The tires and wheels you choose for your Jeep, truck, or 4-wheel drive are vital to its performance both on the street and on mud, dirt, snow, and in what we call non-standard driving conditions. However, with all of the choices out there, how do you decide what kind of tire to choose? The answer is, like many other automotive questions, it depends.
The key is to determine where you spend most of your time driving. Are you on the street or off-road most of the time? Do you do some of both? In the case of wheels and tires, the differences are so significant that if you do some of both, you may want to keep two sets of tires and wheels, one for each purpose. What are the types of tires and wheels, and how do they perform? Here are some answers.
Wheels come in three basic types, based on how they are made:
They each have pros and cons and work well in different conditions. There’s also a cost difference. Here’s how it breaks down.

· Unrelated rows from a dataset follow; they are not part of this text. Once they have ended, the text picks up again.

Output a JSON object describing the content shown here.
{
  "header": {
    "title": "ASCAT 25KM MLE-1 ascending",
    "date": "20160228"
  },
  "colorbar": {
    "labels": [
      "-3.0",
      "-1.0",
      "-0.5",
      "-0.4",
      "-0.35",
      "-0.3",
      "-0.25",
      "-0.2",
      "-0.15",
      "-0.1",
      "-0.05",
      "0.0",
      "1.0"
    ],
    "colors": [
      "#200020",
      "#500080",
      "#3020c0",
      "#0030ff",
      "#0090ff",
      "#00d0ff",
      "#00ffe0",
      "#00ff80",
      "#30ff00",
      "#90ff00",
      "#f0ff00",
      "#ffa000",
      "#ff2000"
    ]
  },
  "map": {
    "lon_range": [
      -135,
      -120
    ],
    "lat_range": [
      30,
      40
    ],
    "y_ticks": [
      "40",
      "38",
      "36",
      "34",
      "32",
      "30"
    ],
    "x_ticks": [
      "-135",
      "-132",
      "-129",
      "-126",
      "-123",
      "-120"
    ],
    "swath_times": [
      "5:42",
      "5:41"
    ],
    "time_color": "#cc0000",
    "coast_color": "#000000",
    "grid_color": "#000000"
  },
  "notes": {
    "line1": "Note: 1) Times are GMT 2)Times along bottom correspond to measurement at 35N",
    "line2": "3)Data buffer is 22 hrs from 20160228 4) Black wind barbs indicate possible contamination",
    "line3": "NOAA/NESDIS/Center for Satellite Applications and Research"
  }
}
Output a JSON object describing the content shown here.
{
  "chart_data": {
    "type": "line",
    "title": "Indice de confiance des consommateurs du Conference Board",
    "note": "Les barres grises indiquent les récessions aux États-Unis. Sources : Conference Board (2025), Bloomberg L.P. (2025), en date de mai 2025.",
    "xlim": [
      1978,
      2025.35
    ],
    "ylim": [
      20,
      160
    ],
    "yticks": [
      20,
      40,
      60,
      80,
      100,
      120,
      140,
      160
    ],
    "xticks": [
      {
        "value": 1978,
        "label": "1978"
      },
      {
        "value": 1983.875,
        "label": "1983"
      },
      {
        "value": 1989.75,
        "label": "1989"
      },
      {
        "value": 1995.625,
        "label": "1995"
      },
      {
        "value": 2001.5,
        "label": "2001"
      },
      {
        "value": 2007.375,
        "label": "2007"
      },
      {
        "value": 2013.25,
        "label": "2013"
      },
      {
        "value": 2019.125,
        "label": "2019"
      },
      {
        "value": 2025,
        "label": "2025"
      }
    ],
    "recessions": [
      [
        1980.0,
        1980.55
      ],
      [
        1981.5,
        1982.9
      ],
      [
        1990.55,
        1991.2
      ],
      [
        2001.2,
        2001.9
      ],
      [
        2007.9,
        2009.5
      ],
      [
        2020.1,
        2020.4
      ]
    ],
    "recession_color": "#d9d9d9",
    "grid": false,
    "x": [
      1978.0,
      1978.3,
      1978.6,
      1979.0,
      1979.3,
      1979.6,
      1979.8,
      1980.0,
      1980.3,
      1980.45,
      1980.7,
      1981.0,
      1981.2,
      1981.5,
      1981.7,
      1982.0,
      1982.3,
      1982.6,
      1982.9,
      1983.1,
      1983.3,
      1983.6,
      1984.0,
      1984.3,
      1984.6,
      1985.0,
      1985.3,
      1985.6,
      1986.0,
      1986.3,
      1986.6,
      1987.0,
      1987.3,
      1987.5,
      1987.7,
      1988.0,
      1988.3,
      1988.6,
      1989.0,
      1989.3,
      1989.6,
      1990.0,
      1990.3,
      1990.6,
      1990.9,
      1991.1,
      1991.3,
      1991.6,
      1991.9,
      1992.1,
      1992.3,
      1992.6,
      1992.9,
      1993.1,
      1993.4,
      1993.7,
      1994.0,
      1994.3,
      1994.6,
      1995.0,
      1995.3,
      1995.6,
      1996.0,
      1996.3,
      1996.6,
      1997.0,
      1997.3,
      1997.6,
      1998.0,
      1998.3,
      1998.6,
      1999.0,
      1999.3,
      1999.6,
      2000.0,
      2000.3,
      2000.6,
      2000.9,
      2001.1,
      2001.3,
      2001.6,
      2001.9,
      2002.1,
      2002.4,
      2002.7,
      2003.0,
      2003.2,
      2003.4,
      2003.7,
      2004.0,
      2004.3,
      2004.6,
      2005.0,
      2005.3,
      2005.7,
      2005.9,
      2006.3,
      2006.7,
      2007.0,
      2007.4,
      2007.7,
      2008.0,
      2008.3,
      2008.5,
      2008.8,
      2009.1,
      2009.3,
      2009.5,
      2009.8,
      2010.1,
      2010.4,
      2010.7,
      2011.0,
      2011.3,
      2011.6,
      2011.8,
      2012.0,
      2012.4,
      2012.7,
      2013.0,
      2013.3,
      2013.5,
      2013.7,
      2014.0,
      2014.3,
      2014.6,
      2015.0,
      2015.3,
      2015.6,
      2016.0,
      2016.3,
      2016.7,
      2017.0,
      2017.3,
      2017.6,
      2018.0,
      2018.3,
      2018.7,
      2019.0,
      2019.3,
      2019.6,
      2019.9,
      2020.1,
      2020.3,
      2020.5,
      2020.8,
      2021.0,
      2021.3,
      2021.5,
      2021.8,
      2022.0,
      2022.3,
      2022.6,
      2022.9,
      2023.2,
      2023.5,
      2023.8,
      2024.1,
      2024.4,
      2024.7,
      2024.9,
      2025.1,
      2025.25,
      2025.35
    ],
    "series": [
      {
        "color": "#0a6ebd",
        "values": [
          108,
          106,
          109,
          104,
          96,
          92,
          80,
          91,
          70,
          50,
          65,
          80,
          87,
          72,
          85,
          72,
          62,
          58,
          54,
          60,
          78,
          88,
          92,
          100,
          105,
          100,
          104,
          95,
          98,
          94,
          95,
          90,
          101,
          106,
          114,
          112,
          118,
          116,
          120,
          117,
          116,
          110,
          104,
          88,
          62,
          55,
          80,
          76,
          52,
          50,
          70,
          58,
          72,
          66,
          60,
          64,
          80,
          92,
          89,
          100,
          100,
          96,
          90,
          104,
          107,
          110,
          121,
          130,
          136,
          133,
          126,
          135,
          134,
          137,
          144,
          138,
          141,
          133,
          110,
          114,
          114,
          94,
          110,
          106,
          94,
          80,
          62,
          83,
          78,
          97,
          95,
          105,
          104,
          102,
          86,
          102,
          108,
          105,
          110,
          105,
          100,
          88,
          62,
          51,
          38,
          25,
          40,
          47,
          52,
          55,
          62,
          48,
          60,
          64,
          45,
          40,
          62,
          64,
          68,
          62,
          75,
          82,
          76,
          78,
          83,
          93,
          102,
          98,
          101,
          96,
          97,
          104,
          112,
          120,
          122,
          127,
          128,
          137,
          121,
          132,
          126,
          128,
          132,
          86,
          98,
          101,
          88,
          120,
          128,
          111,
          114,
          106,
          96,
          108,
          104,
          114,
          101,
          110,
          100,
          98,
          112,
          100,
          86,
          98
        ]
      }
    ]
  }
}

Steel wheels are the cheapest kind you can buy. They’re heavy workhorses, hard to damage and in most cases, easily repaired. Because they’re heavy, you do sacrifice some agility and strength, but you do gain something called unsprung weight.
Unsprung weight is the weight not carried by your suspension. While not the most desirable on the street, unsprung weight is almost always desirable off-road as it helps the vehicle stick to the road and really power through mud, snow, and overcome obstacles.
Steel wheels are considered the best by many aficionados of 4-wheel drive vehicles. Both their weight and cost are considered assets in this case.
These are the second least expensive type of wheels and are formed by combining aluminum and another substance to make them stronger. Cast wheels are formed by pouring liquid metal into a mold. While they’re pretty lightweight and inexpensive, they’re also weaker than steel wheels. Their lightweight nature makes them great for the street, promoting speed and agility, but they’re also easily damaged.
This makes them much less desirable for off-road adventures, as they’re also expensive to repair. Much of the time, if damaged severely enough, they’ll have to be replaced. Cast aluminum is considered the least desirable for 4-wheel drives in non-standard driving conditions, but the cost makes them an affordable second set of wheels if you’re going to have one set for street and one for the weekend.
These wheels are often considered to be the best of both worlds. Forged alloy is made through the application of heat and pressure, making them nearly as strong as steel but remaining lightweight.
They have both strength and offer speed and agility, while costing about the same to fix as steel wheels. The biggest drawback is cost: these are the most expensive wheels and don’t offer the same unsprung weight benefits as steel. However, if you’re looking for a single set of wheels that offers the best of both worlds, forged alloy is well worth considering.
The wheels you choose are just step one though. Then you need to put tires on them.
The type of tires you purchase are affected by a few different factors. They include tread and tread depth, ply, and tire pressure ratings. The essential choices are highway/all terrain tires and more aggressive off-road varieties. To understand the difference, we need to look at how each performs in conditions they weren’t designed for.
To keep things simple, we’ll just say that highway all-season tires start to fail quickly when taken much beyond some simple gravel roads or going up and down your local boat ramp. If you spend most of your time on paved roads, something around 70-80% or more, these tires may work for you, but you’ll have to use caution off road.
Standard (not off-road) tires are often 4-ply. This is enough to keep your truck stable on the road, while offering flexibility, comfort, cornering and agility. However, 4-ply tires are more likely to be punctured or damaged by sharp rocks, sticks and other hazards often encountered off road. If you hit a hard bump, you’re more likely to have rim contact, potentially causing wheel damage.
On the highway, these tires offer lower rolling resistance for better fuel economy, less road noise, and good grip in most normal conditions like rain and snow. Venture off the pavement though, and you can encounter issues.
Have a set of off-road tires that are 10-ply and plenty tough for mud, gravel, rock, and even deep snow? They far it’s is a different story.
First, there’s the problem of rolling resistance and road noise. You’re going to experience lower fuel economy simply because it takes more power to move the grippier, heavier tires down the road. Resistance to slippage also results in resistance to rolling. These tires also make more noise due to the deeper tread when on the highway at speed. This often becomes a howl, something that can really disrupt your driving experience, especially if you spend a lot of time on paved roads.
Bottom line? It depends on where you drive. Spend most of your time on the street, and very little in severe off-road conditions? Stick with street tires and wheels that will better meet your needs. Spend more time climbing rocks and mudding? Choose an off-road combination of wheels and tires that fits how you drive. Do some of both? You may want to consider two sets of tires and wheels, one for during the week on the street and the other to power your weekend fun.